The Institute for College Access & Success has released a report called "On The Verge: Costs and Tradeoffs Facing Community College Students" that compiles the shared experience of 12,000 community college students from 22 colleges throughout California and details the challenges posed by "non-tuition costs" of an education.
Those who enroll in community colleges often do so in the hope of receiving an affordable education. There is a growing body of research, however, that suggests low tuition is too often misunderstood as low total cost. In other words, it requires much more for students to stay in college rather than just a low-tuition.
Indeed, tuition composes only 20% of community college students' total costs nationally. Even in California where community college tuition is the lowest in the nation, students struggle financially.

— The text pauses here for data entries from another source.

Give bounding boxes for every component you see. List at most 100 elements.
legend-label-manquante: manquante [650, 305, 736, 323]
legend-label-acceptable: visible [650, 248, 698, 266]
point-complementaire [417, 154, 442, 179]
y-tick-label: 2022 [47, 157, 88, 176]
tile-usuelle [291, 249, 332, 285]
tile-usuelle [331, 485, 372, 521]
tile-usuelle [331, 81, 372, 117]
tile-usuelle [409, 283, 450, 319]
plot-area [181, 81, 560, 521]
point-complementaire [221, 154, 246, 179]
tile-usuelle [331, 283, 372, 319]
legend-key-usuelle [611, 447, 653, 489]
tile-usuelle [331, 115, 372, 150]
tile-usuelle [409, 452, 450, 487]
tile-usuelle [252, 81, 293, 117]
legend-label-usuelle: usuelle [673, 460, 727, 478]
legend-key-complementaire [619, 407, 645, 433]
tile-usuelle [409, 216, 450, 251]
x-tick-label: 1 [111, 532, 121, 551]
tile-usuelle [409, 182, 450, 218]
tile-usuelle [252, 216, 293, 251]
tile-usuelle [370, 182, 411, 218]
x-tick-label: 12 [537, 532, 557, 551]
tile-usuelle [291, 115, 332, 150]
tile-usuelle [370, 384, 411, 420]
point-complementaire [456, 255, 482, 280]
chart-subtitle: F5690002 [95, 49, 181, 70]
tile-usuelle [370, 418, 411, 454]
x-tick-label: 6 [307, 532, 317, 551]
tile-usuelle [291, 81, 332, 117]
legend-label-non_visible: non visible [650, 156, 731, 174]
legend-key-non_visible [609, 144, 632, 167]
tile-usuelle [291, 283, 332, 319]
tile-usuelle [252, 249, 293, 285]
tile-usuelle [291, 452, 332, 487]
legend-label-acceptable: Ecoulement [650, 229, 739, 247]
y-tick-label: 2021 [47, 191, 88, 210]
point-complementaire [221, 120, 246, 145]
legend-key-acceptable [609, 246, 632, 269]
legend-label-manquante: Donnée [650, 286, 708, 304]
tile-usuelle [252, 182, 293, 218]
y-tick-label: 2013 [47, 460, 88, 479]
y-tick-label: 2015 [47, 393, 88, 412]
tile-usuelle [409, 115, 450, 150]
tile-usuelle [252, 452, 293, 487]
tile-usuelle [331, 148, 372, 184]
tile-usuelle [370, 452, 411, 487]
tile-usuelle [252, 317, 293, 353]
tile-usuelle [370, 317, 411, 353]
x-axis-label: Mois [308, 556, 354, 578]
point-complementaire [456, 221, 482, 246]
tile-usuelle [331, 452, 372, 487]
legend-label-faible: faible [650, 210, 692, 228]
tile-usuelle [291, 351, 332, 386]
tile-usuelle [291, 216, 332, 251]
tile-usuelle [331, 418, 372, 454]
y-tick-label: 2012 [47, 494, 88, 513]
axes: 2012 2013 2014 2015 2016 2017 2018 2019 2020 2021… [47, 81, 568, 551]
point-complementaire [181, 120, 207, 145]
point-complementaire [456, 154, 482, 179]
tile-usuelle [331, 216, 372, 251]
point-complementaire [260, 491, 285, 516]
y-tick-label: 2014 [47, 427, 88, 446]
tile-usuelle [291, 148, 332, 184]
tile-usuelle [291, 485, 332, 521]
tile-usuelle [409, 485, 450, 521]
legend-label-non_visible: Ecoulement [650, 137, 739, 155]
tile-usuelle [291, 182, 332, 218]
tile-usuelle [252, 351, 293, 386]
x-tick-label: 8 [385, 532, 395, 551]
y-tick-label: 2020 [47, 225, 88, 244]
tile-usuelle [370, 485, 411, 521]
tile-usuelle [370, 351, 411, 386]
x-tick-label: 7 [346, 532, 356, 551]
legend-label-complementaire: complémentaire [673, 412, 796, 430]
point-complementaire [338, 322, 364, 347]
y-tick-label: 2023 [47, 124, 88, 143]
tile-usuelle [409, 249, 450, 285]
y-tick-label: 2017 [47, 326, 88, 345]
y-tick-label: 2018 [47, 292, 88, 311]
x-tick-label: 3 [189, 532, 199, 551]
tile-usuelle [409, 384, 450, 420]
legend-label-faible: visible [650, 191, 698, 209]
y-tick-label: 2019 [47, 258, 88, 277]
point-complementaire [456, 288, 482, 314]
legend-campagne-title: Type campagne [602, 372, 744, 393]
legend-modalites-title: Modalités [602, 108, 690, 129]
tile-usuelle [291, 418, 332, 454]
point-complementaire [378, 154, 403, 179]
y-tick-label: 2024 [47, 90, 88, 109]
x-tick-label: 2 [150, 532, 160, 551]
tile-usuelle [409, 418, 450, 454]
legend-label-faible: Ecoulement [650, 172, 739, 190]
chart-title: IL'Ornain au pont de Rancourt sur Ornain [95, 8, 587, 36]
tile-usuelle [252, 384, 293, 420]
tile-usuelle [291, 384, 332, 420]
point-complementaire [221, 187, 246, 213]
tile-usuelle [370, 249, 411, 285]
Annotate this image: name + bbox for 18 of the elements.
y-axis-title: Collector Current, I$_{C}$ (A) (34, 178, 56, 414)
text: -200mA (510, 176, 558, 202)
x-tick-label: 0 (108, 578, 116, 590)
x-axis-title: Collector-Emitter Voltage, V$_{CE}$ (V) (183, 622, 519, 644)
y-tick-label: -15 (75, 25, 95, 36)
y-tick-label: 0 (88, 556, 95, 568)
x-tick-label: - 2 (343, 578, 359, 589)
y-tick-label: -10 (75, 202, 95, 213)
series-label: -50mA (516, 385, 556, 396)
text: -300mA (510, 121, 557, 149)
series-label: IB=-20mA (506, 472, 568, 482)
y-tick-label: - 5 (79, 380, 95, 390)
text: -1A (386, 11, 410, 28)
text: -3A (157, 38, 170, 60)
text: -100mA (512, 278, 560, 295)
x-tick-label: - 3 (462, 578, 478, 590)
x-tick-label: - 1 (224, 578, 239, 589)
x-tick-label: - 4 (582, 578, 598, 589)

Beyond tuition, basic needs such as such as housing and food are part of the cost of a college education, and students need to cover the costs of transportation, textbooks, and supplies to attend class and study. Moreover, these financial obligations do not include unanticipated costs resulting from car repairs, medical bills, or other emergencies.
The report illustrates that even at the lowest tuition colleges, students cannot afford the costs required to obtain a college education. Six in ten students surveyed report having family incomes under $30,000, and 65% of the respondents who receive financial aid get less than $3,000 in grants and scholarships. Generally speaking, students at community colleges come from families with considerably lower incomes than their peers at public and nonprofit four-year colleges. However, they are much less likely to receive most forms of financial aid such as state and institutional grants, and some community colleges do not even offer loan programs.
Additionally, almost half (45%) of all respondents are the first person in their immediate family to attend college, and more than half (54%) have at least one parent born outside of the United States. Research shows that nearly half (47%) of these students, citing financial difficulties, will drop out of college without a credential.
Full-time students have at least 12 hours of classes per week, and, for every hour spent in class, students must spend an additional one to three hours studying and completing homework. These students are also working full-time to cover the costs of their living expenses. Thus, students who study full-time and work full-time are much less likely to graduate than those who limit their work hours while in school. When financial aid helps students cover costs beyond tuition, they are much more likely to graduate because they are able to devote more of their time to studying.
The researchers recommend that policymakers design financial aid packages that help students cover the cost of college beyond tuition, hold federal, state, and education authorities accountable for robust graduation rates and accessibility, and simplify institutions' financial aid process.
Readers can access the full report online, which consists mostly of quotes from respondents organized into twelve different themes.